Bill Rogers
- Born: 1911 St Kilda, Victoria, Australia
- Died: 5 March 1992 Sydney
- Nationality: Australian

Career history
- 1934, 1936–1937, 1948–1949: Wimbledon Dons
- 1936–1938: Bristol Bulldogs
- 1948: Belle Vue Aces
- 1949: Southampton Saints

Individual honours
- 1932, 1947: Australian Solo Championship
- 1940: Victorian State Champion
- 1949: New South Wales State Champion

Team honours
- 1937: Provincial League winner

= Bill Rogers (speedway rider) =

Australian motorcycle speedway rider

William Rogers (1911 – 5 March 1992) was a motorcycle speedway rider from Australia. He was twice champion of Australia in 1932 and 1947 and earned 13 international caps for the Australia national speedway team.

== Biography==
Rogers, born in St Kilda, Victoria, won the 1932 Australian Solo Championship. He began his British leagues career after being persuaded by Vic Huxley to ride for Wimbledon Dons. He began riding for Wimbledon during the 1934 Speedway National League season, although he only made three appearances.

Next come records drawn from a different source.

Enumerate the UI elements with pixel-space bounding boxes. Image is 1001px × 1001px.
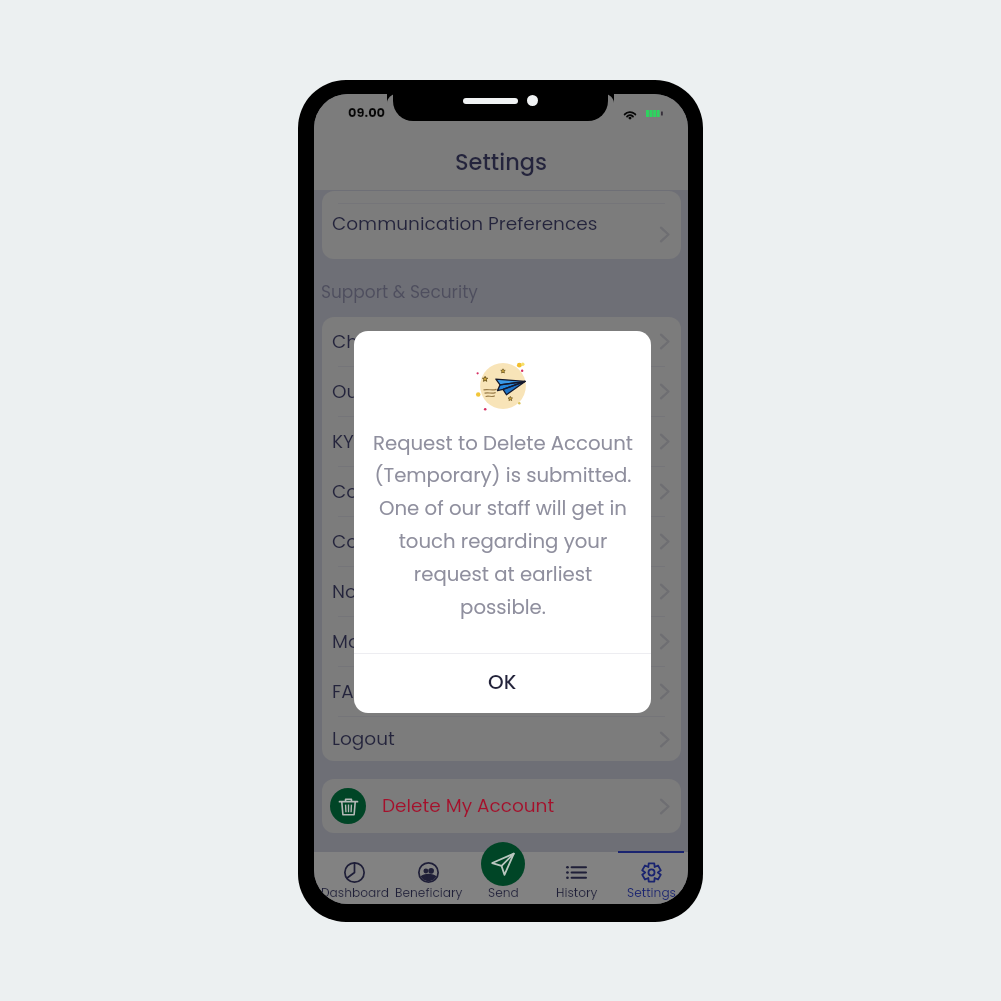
staticText: KYC Details bbox=[332, 429, 436, 455]
button[interactable] bbox=[614, 851, 688, 904]
button[interactable]: Communication Preferences bbox=[322, 191, 681, 259]
button[interactable] bbox=[318, 851, 392, 904]
staticText: Communication Preferences bbox=[332, 211, 598, 237]
staticText: Logout bbox=[332, 726, 395, 752]
staticText: OK bbox=[488, 668, 517, 696]
staticText: Request to Delete Account (Temporary) is… bbox=[371, 429, 635, 621]
staticText: History bbox=[556, 884, 598, 901]
staticText: Settings bbox=[455, 146, 548, 177]
button[interactable] bbox=[466, 851, 540, 904]
staticText: Change Password bbox=[332, 329, 501, 355]
staticText: Dashboard bbox=[321, 884, 390, 901]
button[interactable]: Change Password bbox=[322, 317, 681, 366]
staticText: Contact Us bbox=[332, 479, 435, 505]
staticText: 09.00 bbox=[348, 103, 386, 121]
button[interactable]: Complaints bbox=[322, 517, 681, 566]
button[interactable] bbox=[540, 851, 614, 904]
button[interactable]: FAQs bbox=[322, 667, 681, 716]
staticText: Send bbox=[488, 884, 519, 901]
other: Send bbox=[481, 842, 525, 886]
button[interactable]: Contact Us bbox=[322, 467, 681, 516]
staticText: Settings bbox=[627, 884, 676, 901]
staticText: Our Services bbox=[332, 379, 447, 405]
button[interactable] bbox=[392, 851, 466, 904]
button[interactable]: Notifications bbox=[322, 567, 681, 616]
button[interactable]: Delete My Account bbox=[322, 779, 681, 833]
staticText: FAQs bbox=[332, 679, 379, 705]
staticText: Beneficiary bbox=[395, 884, 463, 901]
button[interactable]: More Info bbox=[322, 617, 681, 666]
button[interactable]: OK bbox=[354, 654, 651, 713]
button[interactable]: Our Services bbox=[322, 367, 681, 416]
staticText: Delete My Account bbox=[382, 793, 555, 819]
button[interactable]: KYC Details bbox=[322, 417, 681, 466]
staticText: More Info bbox=[332, 629, 418, 655]
staticText: Complaints bbox=[332, 529, 440, 555]
button[interactable]: Logout bbox=[322, 717, 681, 761]
staticText: Notifications bbox=[332, 579, 448, 605]
staticText: Support & Security bbox=[321, 280, 478, 304]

Rogers missed the 1935 season because of a broken leg but returned to England in 1936. Wimbledon then loaned him out to Bristol Bulldogs for the 1936 Provincial Speedway League season, where he achieved a 9.15 average.

Rogers became a popular rider at Bristol, spending two more seasons with them in 1937 and winning the league title with the club) and in 1938, but had his season ended in 1938 by another broken leg.

It would be Rogers' last season in the United Kingdom for ten years, after missing most of them because of World War II and then riding in Australia. He won a second Australian national title in 1947. In 1948, he returned to the UK to ride for Belle Vue Aces and then had one final season in 1949 with Southampton Saints.